Duke Performance Art
I had a big day, on the pompous ass prof. front. A play, in two acts.
ACT I: Young female grad student comes into the Perk (coffee shop), announces she has had the hiccups for 90 minutes and can't shake them. I am sitting with a group of five or six other poli sci grad students.
Me: "Have you heard about the new political theory requirement? Every political science grad student has to take a course on the philosophy of Immanuel Kant."
Hiccup Student: "WAH! WHAAAAAAAH!?"
Me: "Just kidding. But it cured your hiccups, right?"
Student: "....omigod....that was terrifying. But yes, it did! My hiccups are gone. Thanks!"

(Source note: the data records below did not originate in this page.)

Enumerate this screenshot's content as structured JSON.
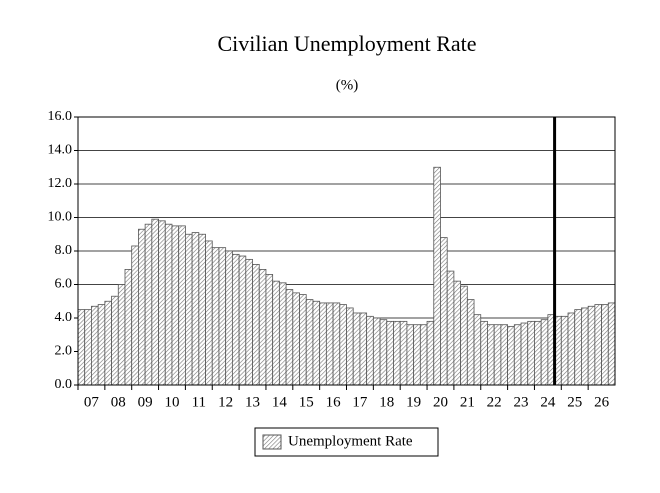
{
  "chart_data": {
    "type": "bar",
    "title": "Civilian Unemployment Rate",
    "subtitle": "(%)",
    "categories": [
      "07",
      null,
      null,
      null,
      "08",
      null,
      null,
      null,
      "09",
      null,
      null,
      null,
      "10",
      null,
      null,
      null,
      "11",
      null,
      null,
      null,
      "12",
      null,
      null,
      null,
      "13",
      null,
      null,
      null,
      "14",
      null,
      null,
      null,
      "15",
      null,
      null,
      null,
      "16",
      null,
      null,
      null,
      "17",
      null,
      null,
      null,
      "18",
      null,
      null,
      null,
      "19",
      null,
      null,
      null,
      "20",
      null,
      null,
      null,
      "21",
      null,
      null,
      null,
      "22",
      null,
      null,
      null,
      "23",
      null,
      null,
      null,
      "24",
      null,
      null,
      null,
      "25",
      null,
      null,
      null,
      "26",
      null,
      null,
      null
    ],
    "series": [
      {
        "name": "Unemployment Rate",
        "color": "#999999",
        "values": [
          4.5,
          4.5,
          4.7,
          4.8,
          5.0,
          5.3,
          6.0,
          6.9,
          8.3,
          9.3,
          9.6,
          9.9,
          9.8,
          9.6,
          9.5,
          9.5,
          9.0,
          9.1,
          9.0,
          8.6,
          8.2,
          8.2,
          8.0,
          7.8,
          7.7,
          7.5,
          7.2,
          6.9,
          6.6,
          6.2,
          6.1,
          5.7,
          5.5,
          5.4,
          5.1,
          5.0,
          4.9,
          4.9,
          4.9,
          4.8,
          4.6,
          4.3,
          4.3,
          4.1,
          4.0,
          3.9,
          3.8,
          3.8,
          3.8,
          3.6,
          3.6,
          3.6,
          3.8,
          13.0,
          8.8,
          6.8,
          6.2,
          5.9,
          5.1,
          4.2,
          3.8,
          3.6,
          3.6,
          3.6,
          3.5,
          3.6,
          3.7,
          3.8,
          3.8,
          3.9,
          4.2,
          4.1,
          4.1,
          4.3,
          4.5,
          4.6,
          4.7,
          4.8,
          4.8,
          4.9
        ]
      }
    ],
    "ylim": [
      0,
      16
    ],
    "yticks": [
      {
        "value": 0,
        "label": "0.0"
      },
      {
        "value": 2,
        "label": "2.0"
      },
      {
        "value": 4,
        "label": "4.0"
      },
      {
        "value": 6,
        "label": "6.0"
      },
      {
        "value": 8,
        "label": "8.0"
      },
      {
        "value": 10,
        "label": "10.0"
      },
      {
        "value": 12,
        "label": "12.0"
      },
      {
        "value": 14,
        "label": "14.0"
      },
      {
        "value": 16,
        "label": "16.0"
      }
    ],
    "grid": true,
    "divider_index": 71,
    "legend": "bottom"
  }
}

ACT II: I am lecturing in the course John Aldrich and I are co-teaching. Student in front row (in FRONT ROW!) is holding up newspaper in front of his face. People behind him crane around to try to see. This is not the first five minutes of class. THis is 45 minutes in. The kid just got bored.
Me: "You know, I have to give credit where it is due. Most people, if they are going to disrespect the prof, and read the paper, would do it in the back. I guess I should be impressed, though: This gentleman cares so little what I think that he opens the paper up right here in front. Let's give him a hand, folks!"
(The class gives an enthusiastic hand for this show of juevos. But juevos boy himself turns a deep purple - red, for about 30 seconds).